Über welchen Zeitraum haben sie die Leute am Stück beobachtet?
Über vier Stunden.
An welchem Tag war das?
Das war am Freitag abend des G-20-Gipfels, also am 7. Juli 2017.
Und das haben Sie auch dokumentiert?
Ich bin international tätiger Foto- und Videojournalist für Nachrichtenagenturen und Nachrichtensender. Ich stecke derzeit im Abschluss der Recherche und der Analyse. Beim SWR habe ich bereits Kurzszenen gezeigt, wobei ich einen größeren Personenkreis klar zuordnen konnte. Ich habe die Analyse noch nicht komplett abgeschlossen.

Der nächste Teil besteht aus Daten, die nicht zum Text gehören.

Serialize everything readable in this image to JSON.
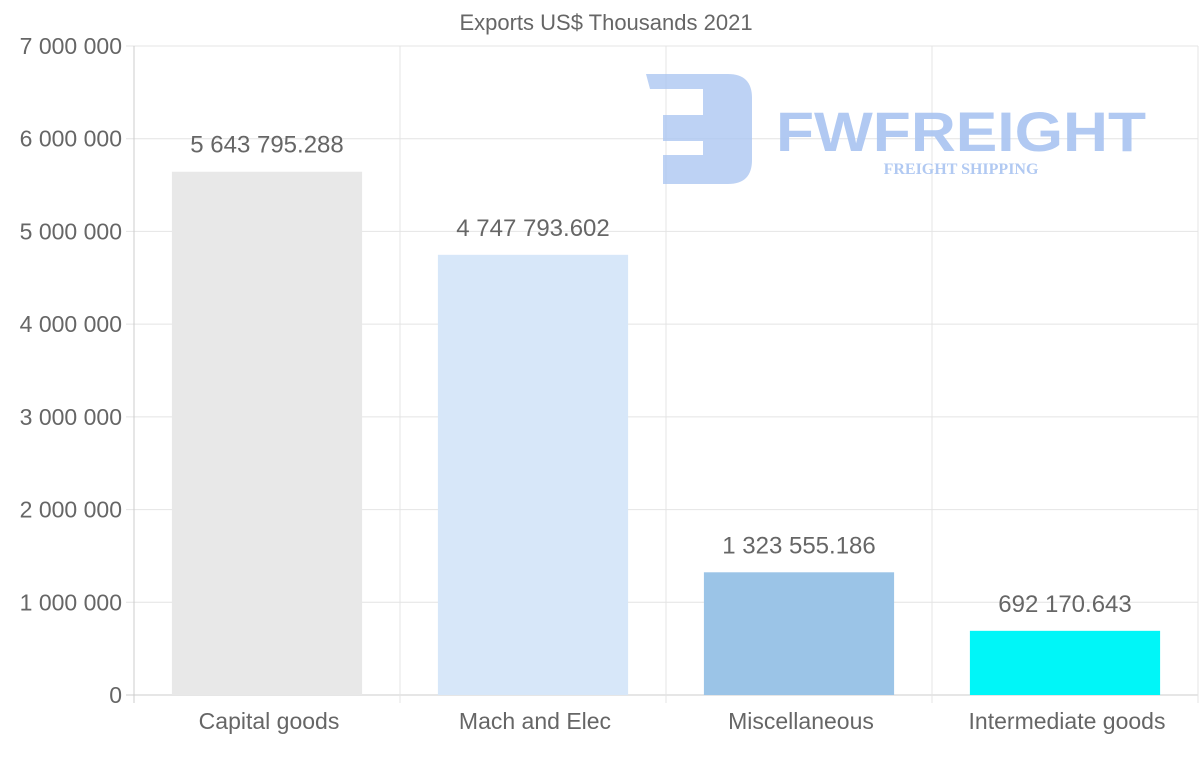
{
  "chart_data": {
    "type": "bar",
    "title": "Exports US$ Thousands 2021",
    "xlabel": "",
    "ylabel": "",
    "categories": [
      "Capital goods",
      "Mach and Elec",
      "Miscellaneous",
      "Intermediate goods"
    ],
    "values": [
      5643795.288,
      4747793.602,
      1323555.186,
      692170.643
    ],
    "value_labels": [
      "5 643 795.288",
      "4 747 793.602",
      "1 323 555.186",
      "692 170.643"
    ],
    "colors": [
      "#e8e8e8",
      "#d7e7f9",
      "#9bc4e7",
      "#00f6f8"
    ],
    "ylim": [
      0,
      7000000
    ],
    "yticks": [
      0,
      1000000,
      2000000,
      3000000,
      4000000,
      5000000,
      6000000,
      7000000
    ],
    "ytick_labels": [
      "0",
      "1 000 000",
      "2 000 000",
      "3 000 000",
      "4 000 000",
      "5 000 000",
      "6 000 000",
      "7 000 000"
    ],
    "grid": true,
    "legend": "none"
  },
  "watermark": {
    "brand": "FWFREIGHT",
    "tagline": "FREIGHT SHIPPING",
    "color": "#a9c4f1"
  }
}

Es gab beim NSU-Prozess einen Zeugen, der ausgesagt hat, er sei »weder rechts noch links«, und er gehe einfach »dahin, wo es Spaß macht«. Haben Sie den Eindruck, dass das, was Sie beobachtet haben, dieser Klientel zuzuordnen ist?
Nein. Ich bewege mich ja mit jahrelanger professioneller Erfahrung auf Demonstrationen, Großevents und Festivals. Mein Eindruck ist der, dass es nicht einfach damit abzutun ist, dass es Krawalltouristen oder Hools sind. Es waren echte Rechte sowie organisierte Gruppen, die dem rechten Spektrum zuzuordnen sind. Die sind europaweit organisiert, in Norditalien aktiv, in Frankreich und in Tschechien. Ich reise denen nach, um es zu dokumentieren.
Wie bewerten Sie die Unterwanderung im Zusammenhang?
Man müsste die Einsatzleitung und die Bundesregierung danach fragen. Aus meiner Sicht sind Abertausende Personen, die friedlich auf die Straße gegangen sind, um für ihre politische Meinung einzustehen, komplett in den Hintergrund geraten – und auch deren Forderungen sind dadurch verdrängt worden. Die politische Ausrichtung von Rechten ist ganz klar, dass gezielt gegen Staat und Polizei vorgegangen wird.